The rating agency said it will be difficult for the government to meet its external debt obligations in 2022 and 2023 in the absence of new external financing sources.

"Obligations include two international sovereign bonds of USD 500 million due in January 2022 and USD 1 billion due in July 2022,” Fitch said.
"Obligations include two international sovereign bonds of USD 500 million due in January 2022 and USD 1 billion due in July 2022,” Fitch said.

The Central Bank of Sri Lanka has termed the Fitch Ratings decision to downgrade the country’s international sovereign rating a ‘hasty move’, asserting that the US credit rating agency has failed to recognise the positive developments taken by the government to galvanise the economy.

Fitch Ratings on Saturday has downgraded Sri Lanka’s sovereign rating to ‘CC’ from ‘CCC’, citing a growing risk of debt default in 2022, despite repeated assurances from the central bank that steps will be taken to meet all repayments.

“In a rather hasty move, Fitch Ratings has downgraded Sri Lanka’s sovereign rating on December 17, 2021, demonstrating its failure to recognise the positive developments taking place in Sri Lanka,” the Central Bank of Sri Lanka said in a media release.

The rating agency said it will be difficult for the government to meet its external debt obligations in 2022 and 2023 in the absence of new external financing sources.

“Obligations include two international sovereign bonds of USD 500 million due in January 2022 and USD 1 billion due in July 2022,” Fitch said.
The Central Bank said that contrary to Fitch’s claims on increased probability of a default in the coming months, measures undertaken by the government to secure support from friendly nations were nearing fruition.

The credit lines from India and Middle-Eastern countries were also not given due consideration, it said.

“The six-month road map for ensuring macroeconomic and financial system stability clearly articulated the expected cash flows by December 2021 and March 2021. The government and the Central Bank remain confident that these inflows will materialise and the end-2021 level of Gross Official Reserves will remain above USD 3 billion.

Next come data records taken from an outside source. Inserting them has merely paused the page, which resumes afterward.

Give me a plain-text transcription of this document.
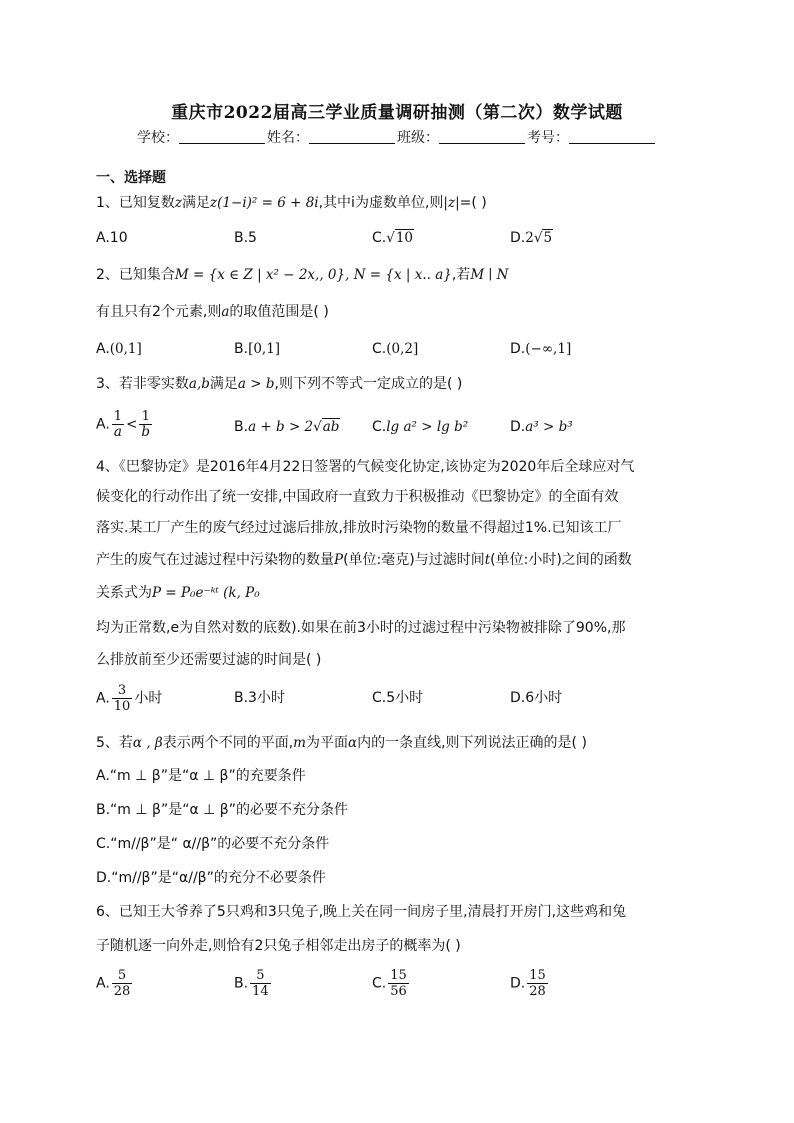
重庆市2022届高三学业质量调研抽测（第二次）数学试题
学校：	姓名：	班级：	考号：
一、选择题
1、已知复数z满足z(1−i)² = 6 + 8i,其中i为虚数单位,则|z|=( )
A.10	B.5	C.√10	D.2√5
2、已知集合M = {x ∈ Z | x² − 2x,, 0}, N = {x | x.. a},若M ∣ N
有且只有2个元素,则a的取值范围是( )
A.(0,1]	B.[0,1]	C.(0,2]	D.(−∞,1]
3、若非零实数a,b满足a > b,则下列不等式一定成立的是( )
A. $\frac{1}{a} < \frac{1}{b}$	B.a + b > 2√ab C.lg a² > lg b²	D.a³ > b³
4、《巴黎协定》是2016年4月22日签署的气候变化协定,该协定为2020年后全球应对气
候变化的行动作出了统一安排,中国政府一直致力于积极推动《巴黎协定》的全面有效
落实.某工厂产生的废气经过过滤后排放,排放时污染物的数量不得超过1%.已知该工厂
产生的废气在过滤过程中污染物的数量P(单位:毫克)与过滤时间t(单位:小时)之间的函数
关系式为P = P₀e⁻ᵏᵗ (k, P₀
均为正常数,e为自然对数的底数).如果在前3小时的过滤过程中污染物被排除了90%,那
么排放前至少还需要过滤的时间是( )
A. $\frac{3}{10}$ 小时	B.3小时	C.5小时	D.6小时
5、若α , β表示两个不同的平面,m为平面α内的一条直线,则下列说法正确的是( )
A.“m ⊥ β”是“α ⊥ β”的充要条件
B.“m ⊥ β”是“α ⊥ β”的必要不充分条件
C.“m//β”是“ α//β”的必要不充分条件
D.“m//β”是“α//β”的充分不必要条件
6、已知王大爷养了5只鸡和3只兔子,晚上关在同一间房子里,清晨打开房门,这些鸡和兔
子随机逐一向外走,则恰有2只兔子相邻走出房子的概率为( )
A. $\frac{5}{28}$	B. $\frac{5}{14}$	C. $\frac{15}{56}$	D. $\frac{15}{28}$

Fitch appears to have ignored the standby SWAP facility with the People’s Bank of China of around USD 1.5 billion,” the media release said.

Fitch said Sri Lanka’s foreign-exchange reserves have declined much faster than it expected, owing to a combination of a higher import bill and foreign-currency intervention by the Central Bank of Sri Lanka.

“Foreign exchange reserves have declined by about USD 2 billion since August, falling to USD 1.6 billion at end-November, equivalent to less than one month of current external payments (CXP). This represents a drop in foreign-currency reserves of about USD 4 billion since end-2020,” it said.

The Central Bank argued that the Sri Lankan government has given clear assurances that all debt obligations in the period ahead will be honoured despite the severe stress caused by the pandemic over the past two years.

The Central Bank further stated that the decision to downgrade Sri Lanka without waiting till the first test date of Dec 31, 2021, showed nothing but recklessness, which could only hurt investors.

“All stakeholders of the economy, including international investment partners, are requested not to be dissuaded by this unjustified rating action, but instead, work with Sri Lanka to surf the turbulent tides, which is expected to settle in the next few days,” the release added.